September 9-15, 1951 

The Madison town board has scheduled a referendum for Oct. 9 on a $100,000 water bond issue. 

If the bonds are approved, the town will raise its present water tank, install a number of new mains and increase the supply and pressure of water throughout the town. 

Madison Mayor G.G. "Pete" Moore, saying he is fed up with the noise of big trucks roaring through town without mufflers, announced, "All trucks, whether they are transports or Greyhounds, will be stopped here from now on if their mufflers are not in perfect condition." The fine for a faulty muffler is $10 to $50. ... Duke Power Company began installing 40 new lighting fixtures housing 4,000-watt bulbs on power poles on Murphy, Franklin and Market streets in downtown Madison. ... Some 6,000 people lined the streets of downtown Reidsville to watch the Harvest Jubilee's opening parade of 20 elaborate floats, four marching bands, numerous novelty pieces and 13 bathing-suit-clad young women competing to be crowned Queen of the Harvest Jubilee. Miss Dolly Rayfield of Charlotte, a comely and well-turned brunette, won that title. 

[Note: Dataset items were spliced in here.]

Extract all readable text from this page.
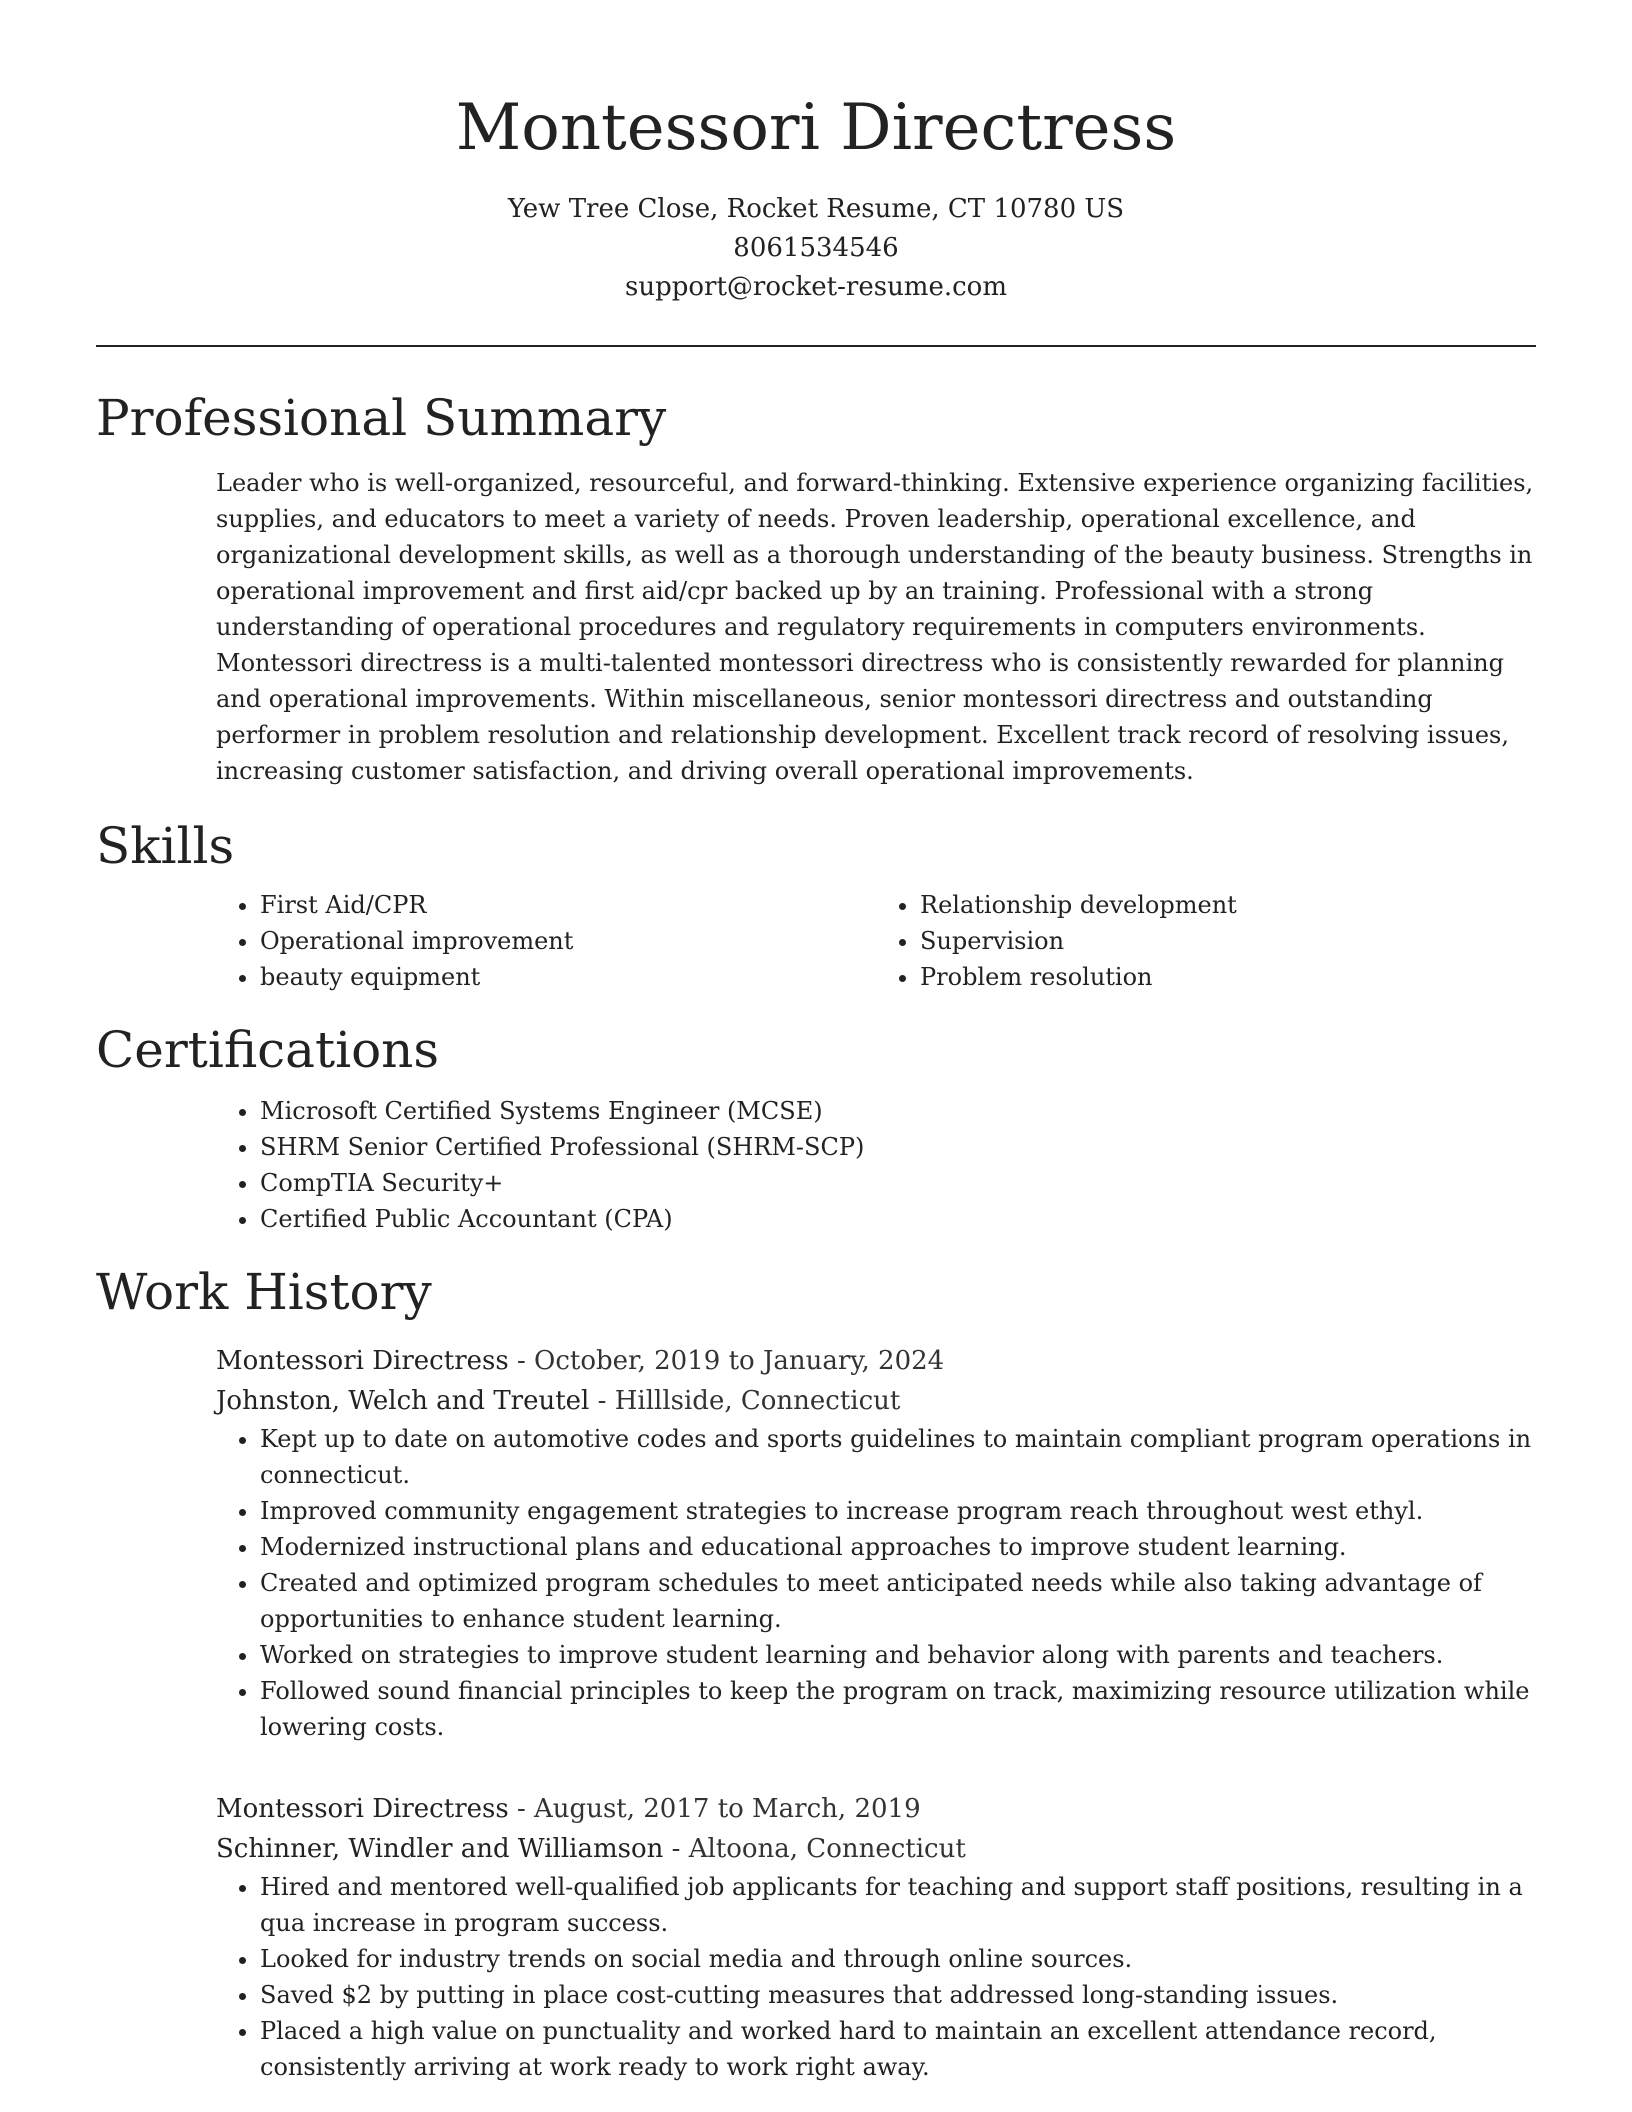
Montessori Directress
Yew Tree Close, Rocket Resume, CT 10780 US
8061534546
support@rocket-resume.com
Professional Summary
Leader who is well-organized, resourceful, and forward-thinking. Extensive experience organizing facilities, supplies, and educators to meet a variety of needs. Proven leadership, operational excellence, and organizational development skills, as well as a thorough understanding of the beauty business. Strengths in operational improvement and first aid/cpr backed up by an training. Professional with a strong understanding of operational procedures and regulatory requirements in computers environments. Montessori directress is a multi-talented montessori directress who is consistently rewarded for planning and operational improvements. Within miscellaneous, senior montessori directress and outstanding performer in problem resolution and relationship development. Excellent track record of resolving issues, increasing customer satisfaction, and driving overall operational improvements.
Skills
• First Aid/CPR
• Operational improvement
• beauty equipment
• Relationship development
• Supervision
• Problem resolution
Certifications
• Microsoft Certified Systems Engineer (MCSE)
• SHRM Senior Certified Professional (SHRM-SCP)
• CompTIA Security+
• Certified Public Accountant (CPA)
Work History
Montessori Directress - October, 2019 to January, 2024
Johnston, Welch and Treutel - Hilllside, Connecticut
• Kept up to date on automotive codes and sports guidelines to maintain compliant program operations in connecticut.
• Improved community engagement strategies to increase program reach throughout west ethyl.
• Modernized instructional plans and educational approaches to improve student learning.
• Created and optimized program schedules to meet anticipated needs while also taking advantage of opportunities to enhance student learning.
• Worked on strategies to improve student learning and behavior along with parents and teachers.
• Followed sound financial principles to keep the program on track, maximizing resource utilization while lowering costs.
Montessori Directress - August, 2017 to March, 2019
Schinner, Windler and Williamson - Altoona, Connecticut
• Hired and mentored well-qualified job applicants for teaching and support staff positions, resulting in a qua increase in program success.
• Looked for industry trends on social media and through online sources.
• Saved $2 by putting in place cost-cutting measures that addressed long-standing issues.
• Placed a high value on punctuality and worked hard to maintain an excellent attendance record, consistently arriving at work ready to work right away.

The Leaksville town commissioners, at the urging of the Tri-City Merchants Association, agreed to discontinue parallel parking on Washington and Monroe streets and return to diagonal parking. ... The Reidsville Luckies polished off the Durham Bulls in Carolina League semifinal playoffs but fell behind Winston-Salem 3-1 in best-of-seven finals. ... More than 3,900 students enrolled in Leaksville Township schools, up about 100 over a year earlier, Superintendent John Hough reported. 

For milady's figure: Panty girdle, $16.50.